To block US proposals for building missile defenses in Europe, Russian President Vladimir Putin surprised the White House in June with a counteroffer to let the US use one of the Kremlin's most secret early-warning radars.
That Russian radar, in Azerbaijan, a neighbor of Iran, has since been a central focus of negotiations between Washington and Moscow. But much about it had remained mysterious.
Now, the first US military officer to see the Russian radar said on Friday that he had come away from the visit with three significant impressions.
The radar is huge, almost twice the size of a similar US system. Despite its reliance on outdated vacuum-tube technology, the system is extremely able as an early warning radar scanning the skies over the Middle East.

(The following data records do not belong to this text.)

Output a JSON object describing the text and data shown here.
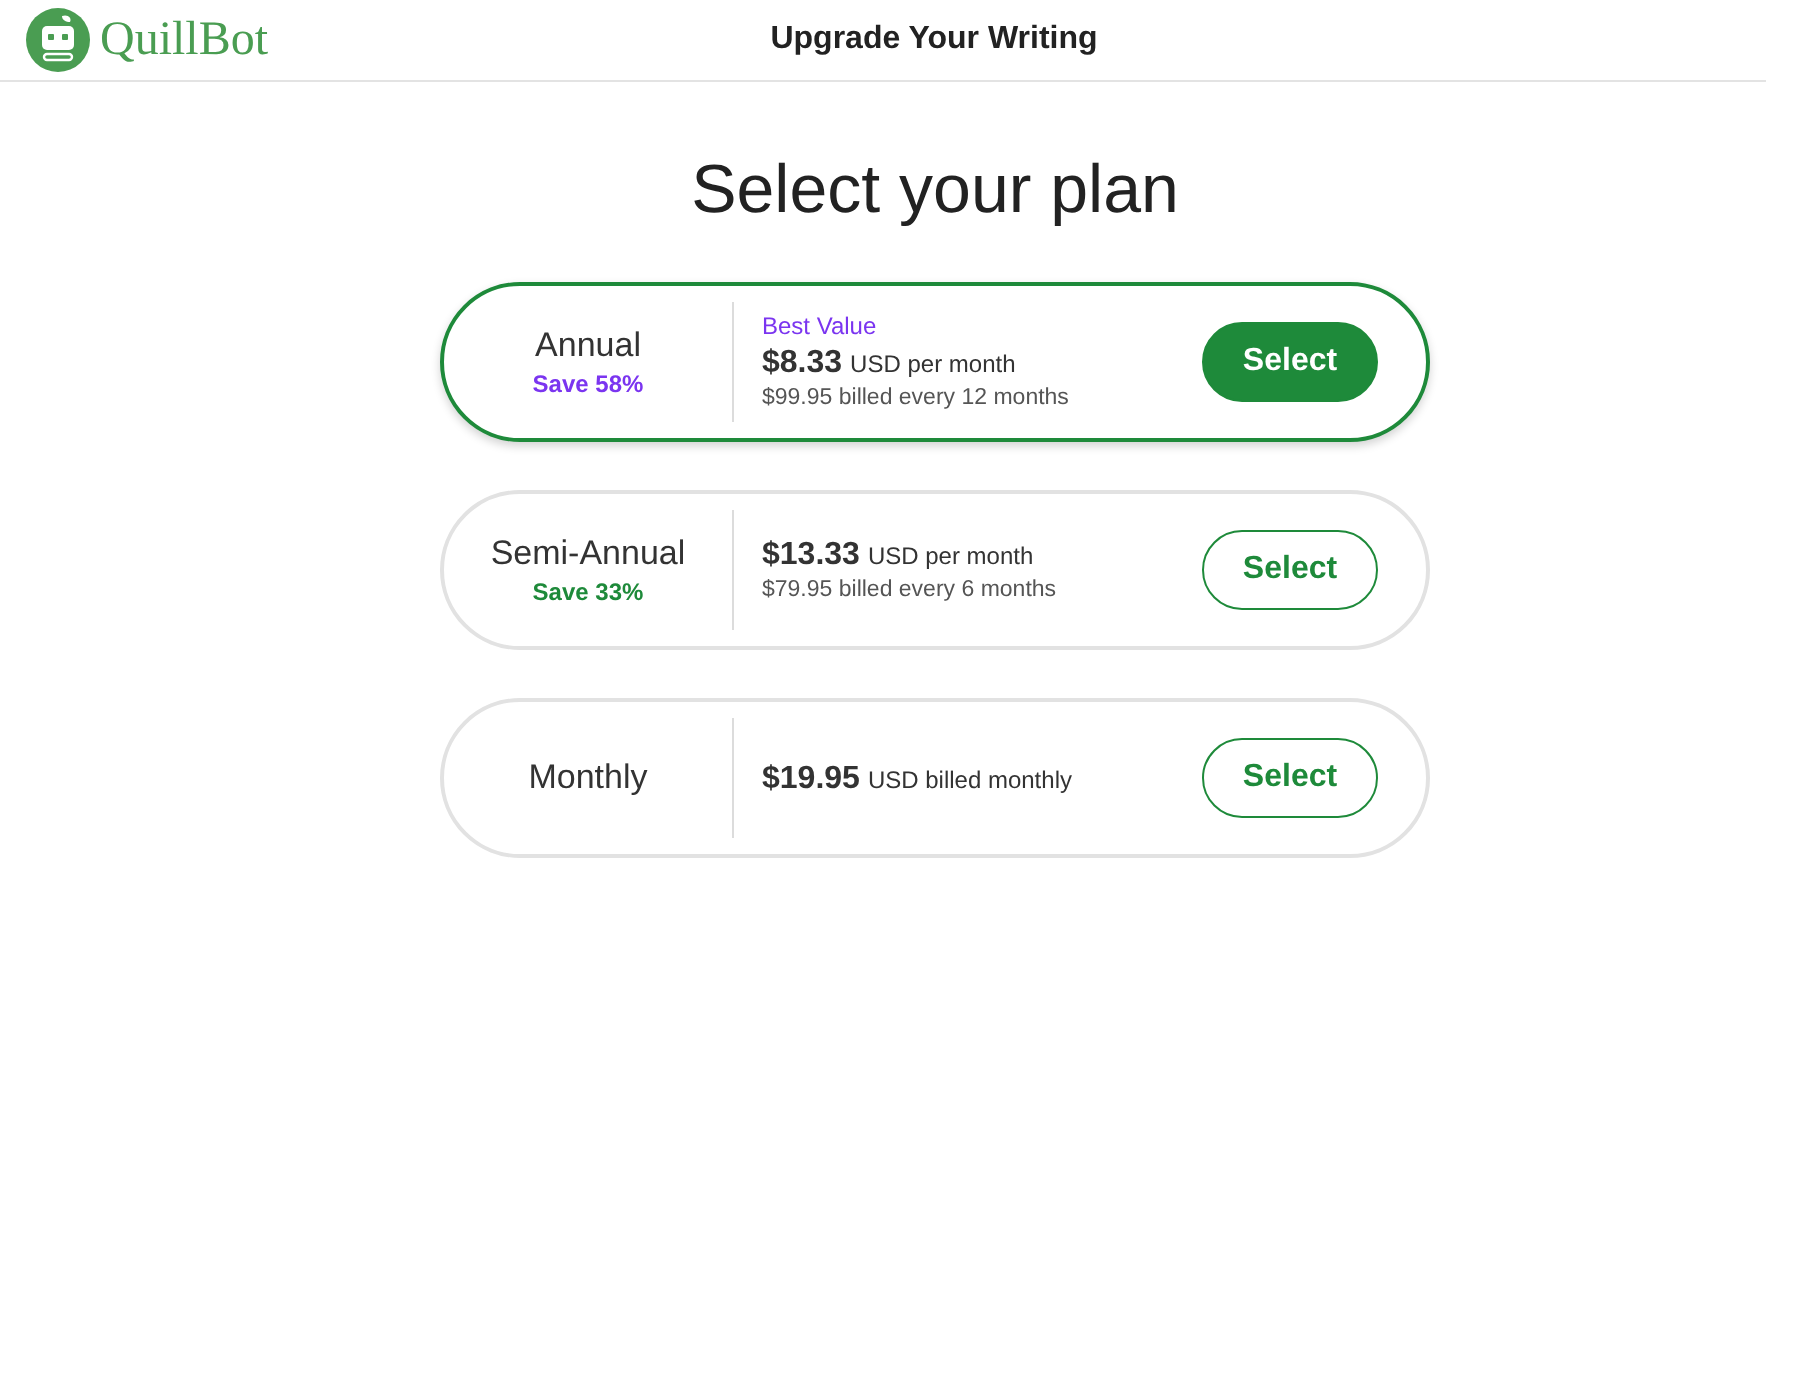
{
  "header": {
    "logo_text": "QuillBot",
    "title": "Upgrade Your Writing"
  },
  "heading": "Select your plan",
  "plans": [
    {
      "name": "Annual",
      "save": {
        "text": "Save 58%",
        "color": "#7b35f0"
      },
      "badge": "Best Value",
      "price": "$8.33",
      "unit": "USD per month",
      "billed": "$99.95 billed every 12 months",
      "button": "Select",
      "selected": true
    },
    {
      "name": "Semi-Annual",
      "save": {
        "text": "Save 33%",
        "color": "#1e8a3a"
      },
      "price": "$13.33",
      "unit": "USD per month",
      "billed": "$79.95 billed every 6 months",
      "button": "Select",
      "selected": false
    },
    {
      "name": "Monthly",
      "price": "$19.95",
      "unit": "USD billed monthly",
      "button": "Select",
      "selected": false
    }
  ]
}
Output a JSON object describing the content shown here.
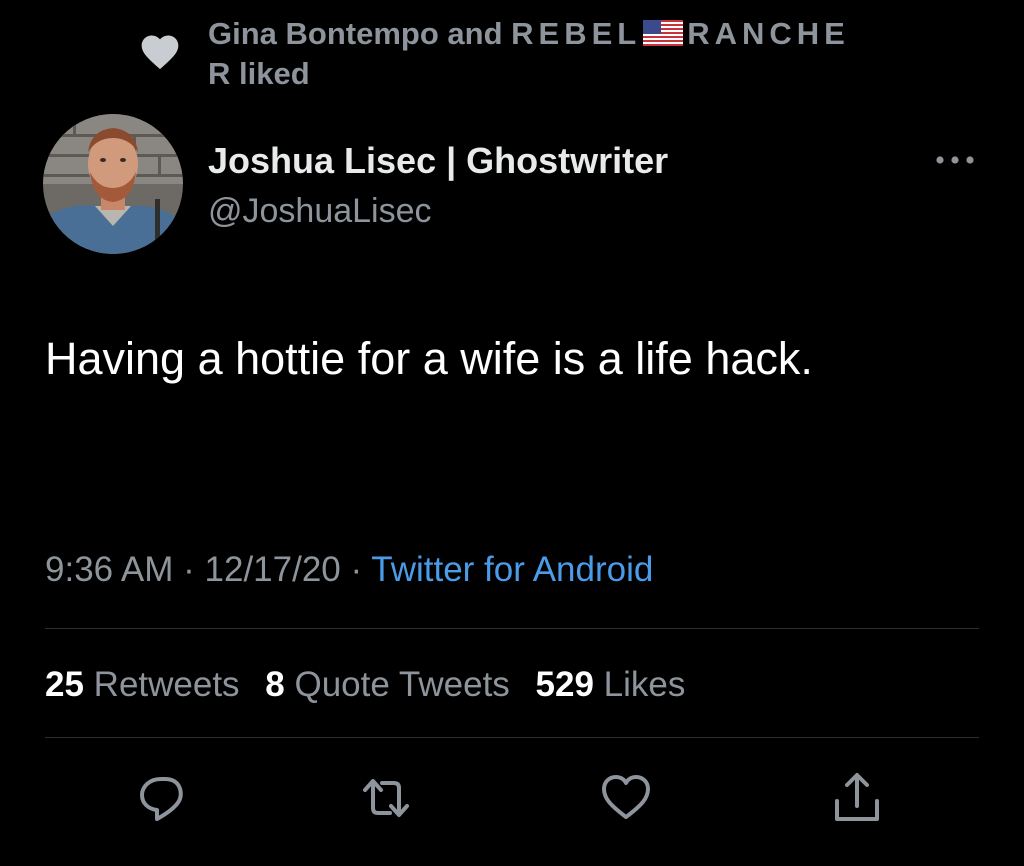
{
  "social_context": {
    "prefix": "Gina Bontempo and ",
    "name_part1": "REBEL",
    "name_part2": "RANCHE",
    "line2": "R liked",
    "icon": "heart-icon",
    "flag_icon": "us-flag-emoji"
  },
  "tweet": {
    "author_name": "Joshua Lisec | Ghostwriter",
    "author_handle": "@JoshuaLisec",
    "text": "Having a hottie for a wife is a life hack.",
    "time": "9:36 AM",
    "separator1": " · ",
    "date": "12/17/20",
    "separator2": " · ",
    "source": "Twitter for Android"
  },
  "stats": {
    "retweets_count": "25",
    "retweets_label": " Retweets",
    "quotes_count": "8",
    "quotes_label": " Quote Tweets",
    "likes_count": "529",
    "likes_label": " Likes"
  },
  "actions": {
    "reply_icon": "reply-icon",
    "retweet_icon": "retweet-icon",
    "like_icon": "like-heart-icon",
    "share_icon": "share-icon"
  },
  "colors": {
    "background": "#000000",
    "secondary_text": "#8e949b",
    "link_blue": "#4b9be8",
    "divider": "#2b2f33"
  }
}
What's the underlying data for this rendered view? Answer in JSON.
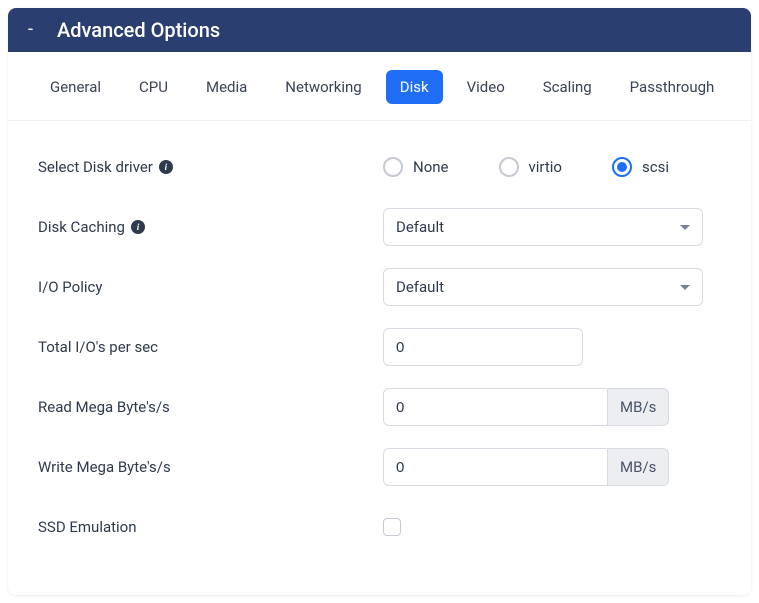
{
  "header": {
    "collapse_symbol": "-",
    "title": "Advanced Options"
  },
  "tabs": [
    {
      "label": "General",
      "active": false
    },
    {
      "label": "CPU",
      "active": false
    },
    {
      "label": "Media",
      "active": false
    },
    {
      "label": "Networking",
      "active": false
    },
    {
      "label": "Disk",
      "active": true
    },
    {
      "label": "Video",
      "active": false
    },
    {
      "label": "Scaling",
      "active": false
    },
    {
      "label": "Passthrough",
      "active": false
    }
  ],
  "form": {
    "disk_driver": {
      "label": "Select Disk driver",
      "options": [
        {
          "label": "None",
          "selected": false
        },
        {
          "label": "virtio",
          "selected": false
        },
        {
          "label": "scsi",
          "selected": true
        }
      ]
    },
    "disk_caching": {
      "label": "Disk Caching",
      "value": "Default"
    },
    "io_policy": {
      "label": "I/O Policy",
      "value": "Default"
    },
    "total_iops": {
      "label": "Total I/O's per sec",
      "value": "0"
    },
    "read_mbs": {
      "label": "Read Mega Byte's/s",
      "value": "0",
      "suffix": "MB/s"
    },
    "write_mbs": {
      "label": "Write Mega Byte's/s",
      "value": "0",
      "suffix": "MB/s"
    },
    "ssd_emulation": {
      "label": "SSD Emulation",
      "checked": false
    }
  }
}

But the officer, Major General Patrick O'Reilly, deputy director of the Pentagon's Missile Defense Agency, also said that the Russian early warning system would not be an adequate replacement for the US radar proposed for the Czech Republic, which is designed for very precise tracking and focusing on targets.
After Putin's offer this summer of access to the radar, O'Reilly led a six-member team to the site in Azerbaijan in mid-September, the first time US military officers had been allowed inside one of Russia's most secret installations.
Despite the system's older technology, "I was impressed by what I saw," O'Reilly said. "It would be a false impression to dismiss the capabilities they have. They just chose another way of achieving it. It is an excellent radar for the case of early warning."
The radar has been well maintained and upgraded since its design in the 1970s and construction in the 1980s, prompting O'Reilly to report back to Washington that the Russian system offers an extremely desirable ability for early warning of a ballistic missile attack from a country like Iran.
That analysis prompted the US to invite Russia to link the radar to a US and NATO missile defense system in Europe, which would include a radar system in the Czech Republic and 10 missile interceptors in Poland.
But O'Reilly stressed that the Russian radar was not designed to perform the same function as the US radar proposed for the Czech Republic.
The US radar is intended to track specific targets and then precisely guide an interceptor to destroy a warhead, something the Russian radar cannot do, since it was designed to scan larger areas but with less detail, he said.
O'Reilly's comments come as Congress is poised to cut US$85 million from the proposed budget for the European missile defense system until Poland and the Czech Republic agree to accommodate the sites. Bush administration officials had hoped for agreements by the end of this year, but now they are not expected before next year. The Polish and Czech parliaments must approve the agreements.